You are viewing a plain text version of this content. The canonical link for it is here.

Posted to user@hive.apache.org by bharath v <bh...@gmail.com> on 2010/02/03 10:25:29 UTC

intermediate data written to the disk?

Hi ,

I have a small doubt in how hive handles queries containing join of more
than 2 tables .

Suppose we have 3 tables A,B,C .. and the plan is  "((AB)C)" ..
We can join A,B in a map reduce job and join the resultant table with "C". I
have a doubt whether the result of "AB" is stored to disk before joining
with C or is it streamed directly to join with C (I don't know how , just a
guess) .


Any help is appreciated ,

Thanks

Re: intermediate data written to the disk?

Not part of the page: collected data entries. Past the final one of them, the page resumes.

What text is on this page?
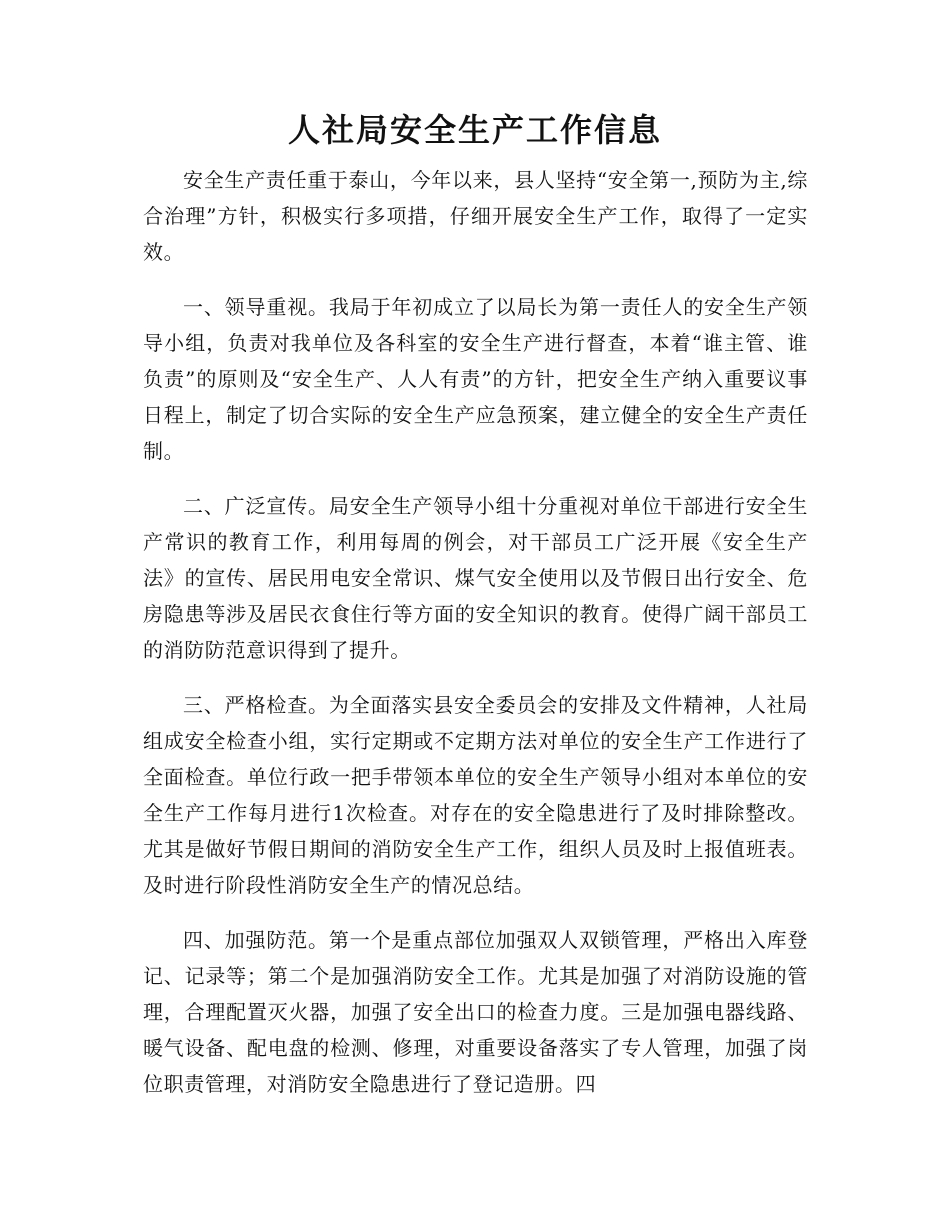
人社局安全生产工作信息

安全生产责任重于泰山，今年以来，县人坚持“安全第一,预防为主,综合治理”方针，积极实行多项措，仔细开展安全生产工作，取得了一定实效。

一、领导重视。我局于年初成立了以局长为第一责任人的安全生产领导小组，负责对我单位及各科室的安全生产进行督查，本着“谁主管、谁负责”的原则及“安全生产、人人有责”的方针，把安全生产纳入重要议事日程上，制定了切合实际的安全生产应急预案，建立健全的安全生产责任制。

二、广泛宣传。局安全生产领导小组十分重视对单位干部进行安全生产常识的教育工作，利用每周的例会，对干部员工广泛开展《安全生产法》的宣传、居民用电安全常识、煤气安全使用以及节假日出行安全、危房隐患等涉及居民衣食住行等方面的安全知识的教育。使得广阔干部员工的消防防范意识得到了提升。

三、严格检查。为全面落实县安全委员会的安排及文件精神，人社局组成安全检查小组，实行定期或不定期方法对单位的安全生产工作进行了全面检查。单位行政一把手带领本单位的安全生产领导小组对本单位的安全生产工作每月进行1次检查。对存在的安全隐患进行了及时排除整改。尤其是做好节假日期间的消防安全生产工作，组织人员及时上报值班表。及时进行阶段性消防安全生产的情况总结。

四、加强防范。第一个是重点部位加强双人双锁管理，严格出入库登记、记录等；第二个是加强消防安全工作。尤其是加强了对消防设施的管理，合理配置灭火器，加强了安全出口的检查力度。三是加强电器线路、暖气设备、配电盘的检测、修理，对重要设备落实了专人管理，加强了岗位职责管理，对消防安全隐患进行了登记造册。四
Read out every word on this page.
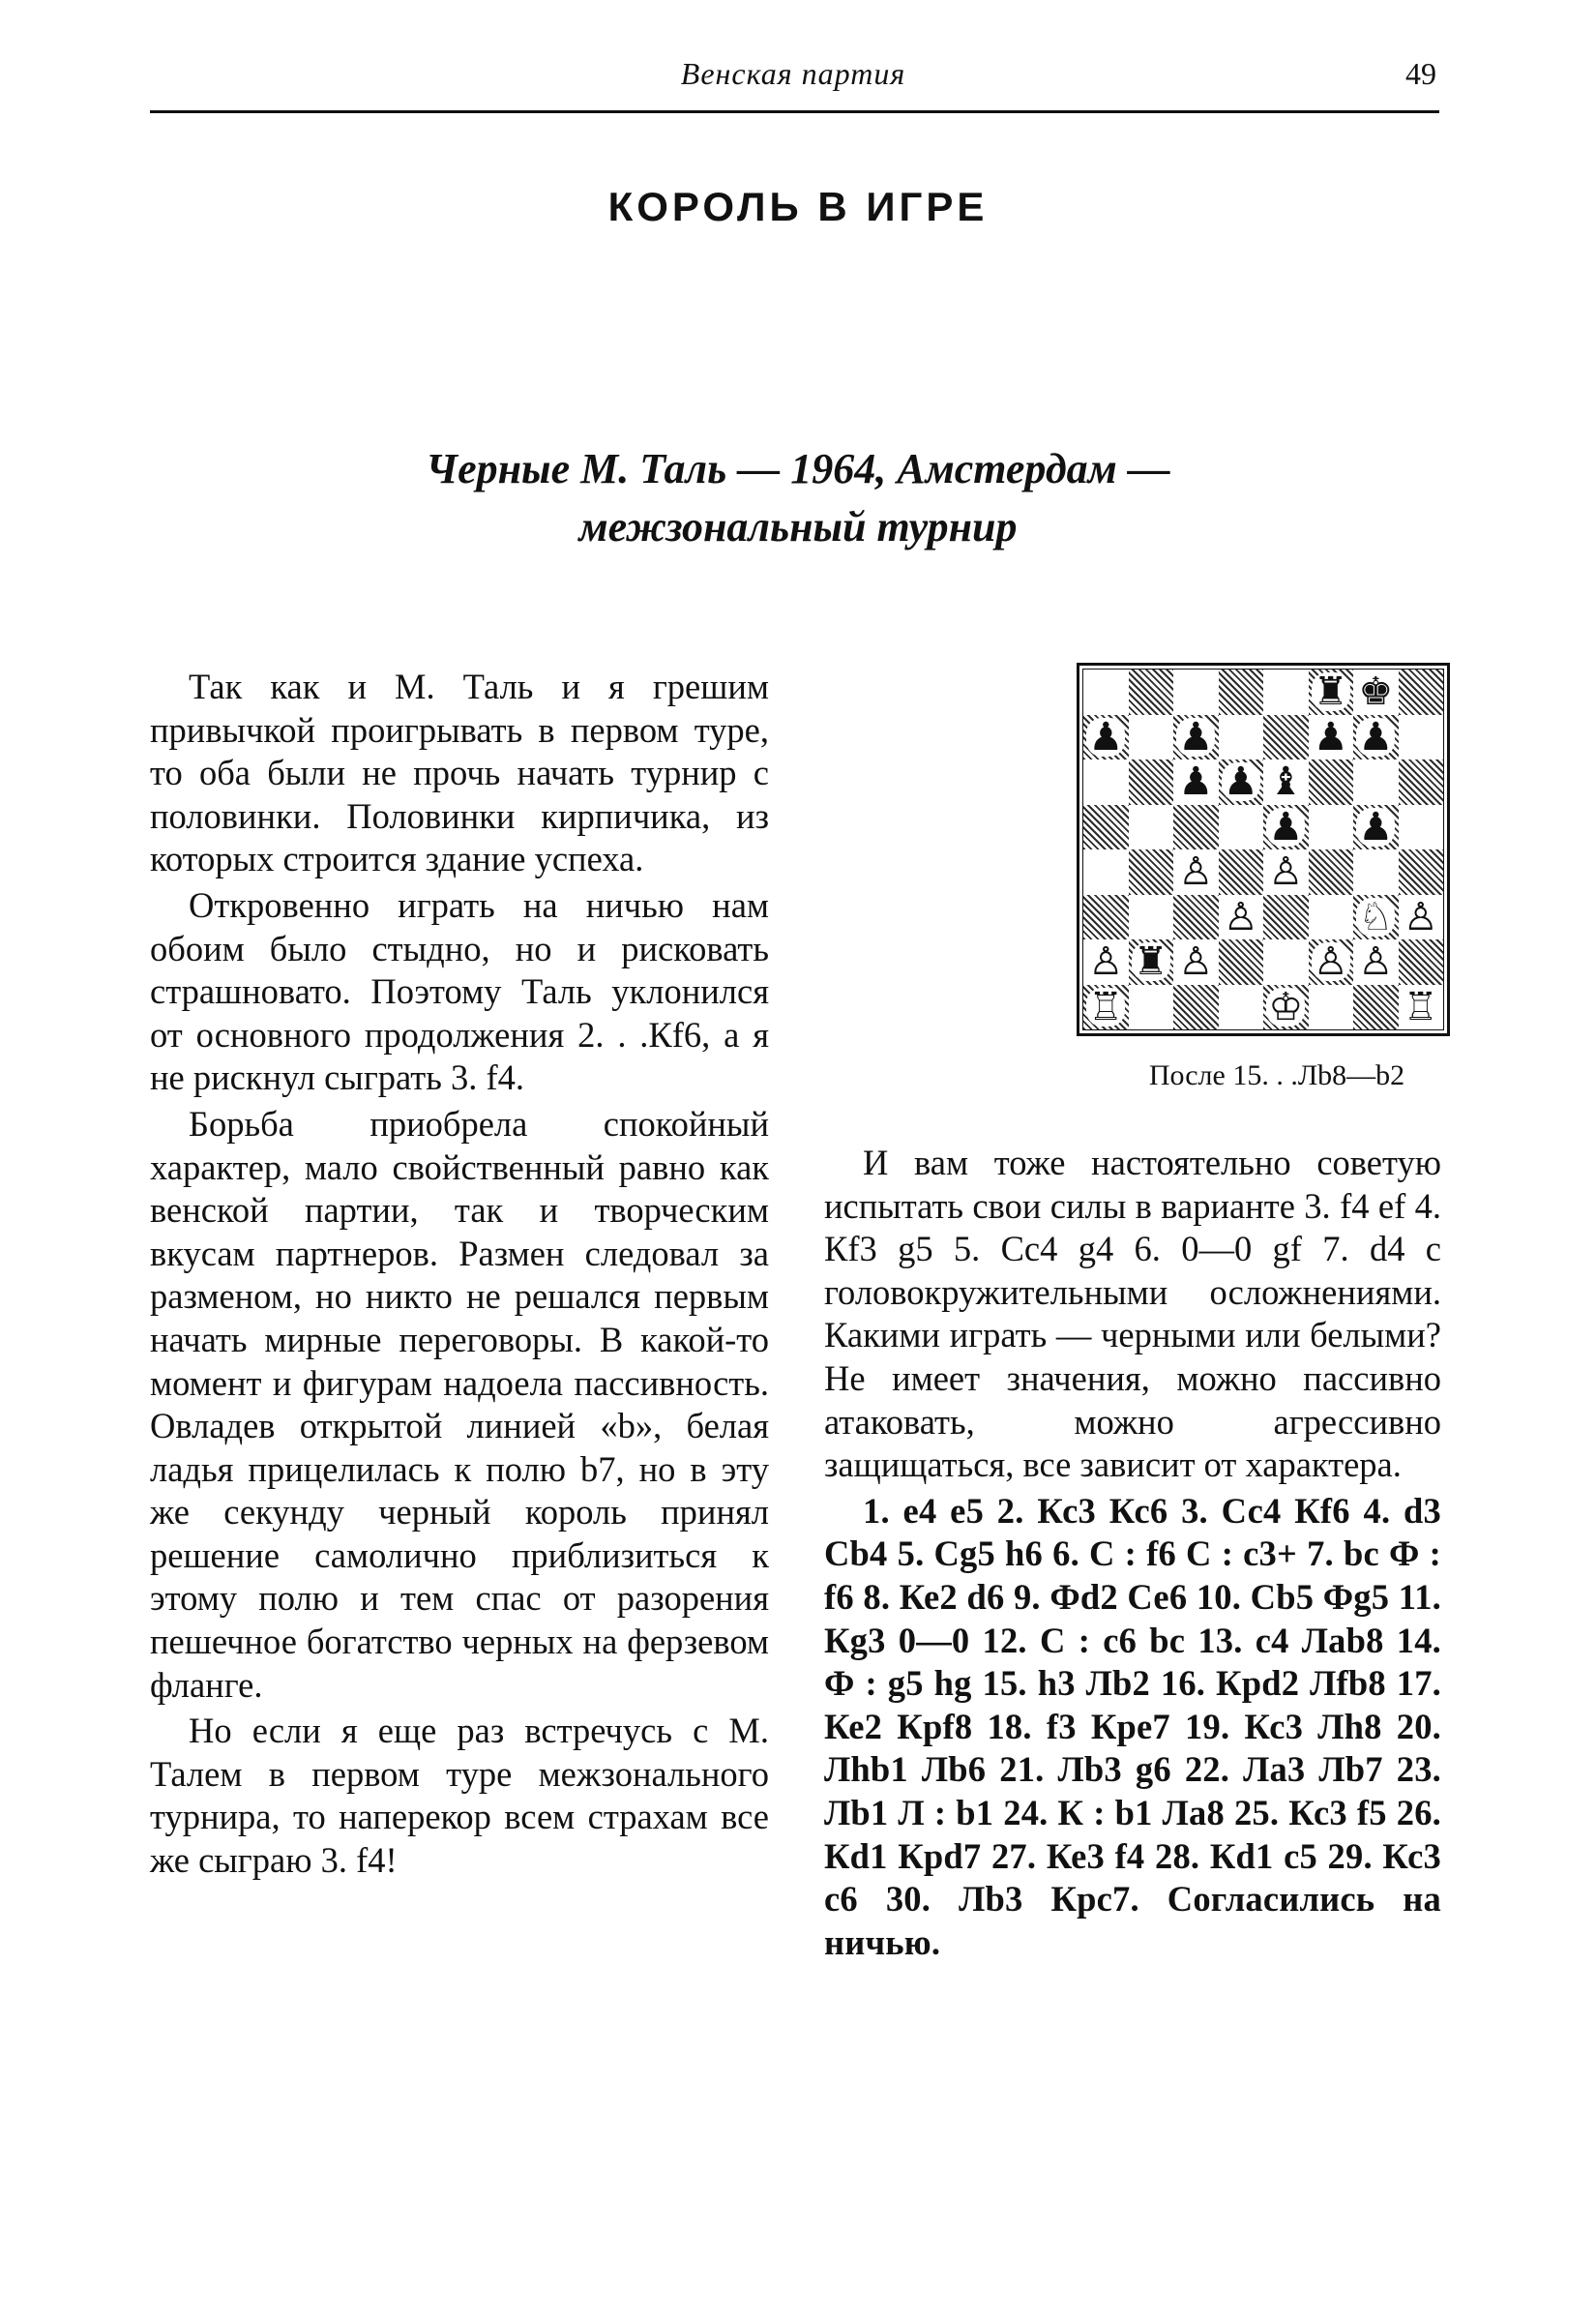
Венская партия	49
КОРОЛЬ В ИГРЕ
Черные М. Таль — 1964, Амстердам —
межзональный турнир

Так как и М. Таль и я грешим привычкой проигрывать в первом туре, то оба были не прочь начать турнир с половинки. Половинки кирпичика, из которых строится здание успеха.

Откровенно играть на ничью нам обоим было стыдно, но и рисковать страшновато. Поэтому Таль уклонился от основного продолжения 2. . .Кf6, а я не рискнул сыграть 3. f4.

Борьба приобрела спокойный характер, мало свойственный равно как венской партии, так и творческим вкусам партнеров. Размен следовал за разменом, но никто не решался первым начать мирные переговоры. В какой-то момент и фигурам надоела пассивность. Овладев открытой линией «b», белая ладья прицелилась к полю b7, но в эту же секунду черный король принял решение самолично приблизиться к этому полю и тем спас от разорения пешечное богатство черных на ферзевом фланге.

Но если я еще раз встречусь с М. Талем в первом туре межзонального турнира, то наперекор всем страхам все же сыграю 3. f4!

♜ ♚
♟ ♟	♟ ♟
♟ ♟ ♝
♟ ♟
♙ ♙
♙	♘ ♙
♙ ♜ ♙	♙ ♙
♖	♔	♖
После 15. . .Лb8—b2

И вам тоже настоятельно советую испытать свои силы в варианте 3. f4 ef 4. Кf3 g5 5. Сc4 g4 6. 0—0 gf 7. d4 с головокружительными осложнениями. Какими играть — черными или белыми? Не имеет значения, можно пассивно атаковать, можно агрессивно защищаться, все зависит от характера.

1. е4 е5 2. Кс3 Кс6 3. Сс4 Кf6 4. d3 Сb4 5. Сg5 h6 6. С : f6 С : с3+ 7. bс Ф : f6 8. Ке2 d6 9. Фd2 Се6 10. Сb5 Фg5 11. Кg3 0—0 12. С : с6 bс 13. с4 Лаb8 14. Ф : g5 hg 15. h3 Лb2 16. Кpd2 Лfb8 17. Ке2 Кpf8 18. f3 Кре7 19. Кс3 Лh8 20. Лhb1 Лb6 21. Лb3 g6 22. Ла3 Лb7 23. Лb1 Л : b1 24. К : b1 Ла8 25. Кс3 f5 26. Кd1 Кpd7 27. Ке3 f4 28. Кd1 с5 29. Кс3 с6 30. Лb3 Крс7. Согласились на ничью.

Posted by Zheng Shao <zs...@gmail.com>.

If the join key is the same, you can use "unique join" to make sure
it's done in a single map-reduce job.


Zheng

On Wed, Feb 3, 2010 at 1:25 AM, bharath v
<bh...@gmail.com> wrote:
> Hi ,
>
> I have a small doubt in how hive handles queries containing join of more
> than 2 tables .
>
> Suppose we have 3 tables A,B,C .. and the plan is  "((AB)C)" ..
> We can join A,B in a map reduce job and join the resultant table with "C". I
> have a doubt whether the result of "AB" is stored to disk before joining
> with C or is it streamed directly to join with C (I don't know how , just a
> guess) .
>
>
> Any help is appreciated ,
>
> Thanks



-- 
Yours,
Zheng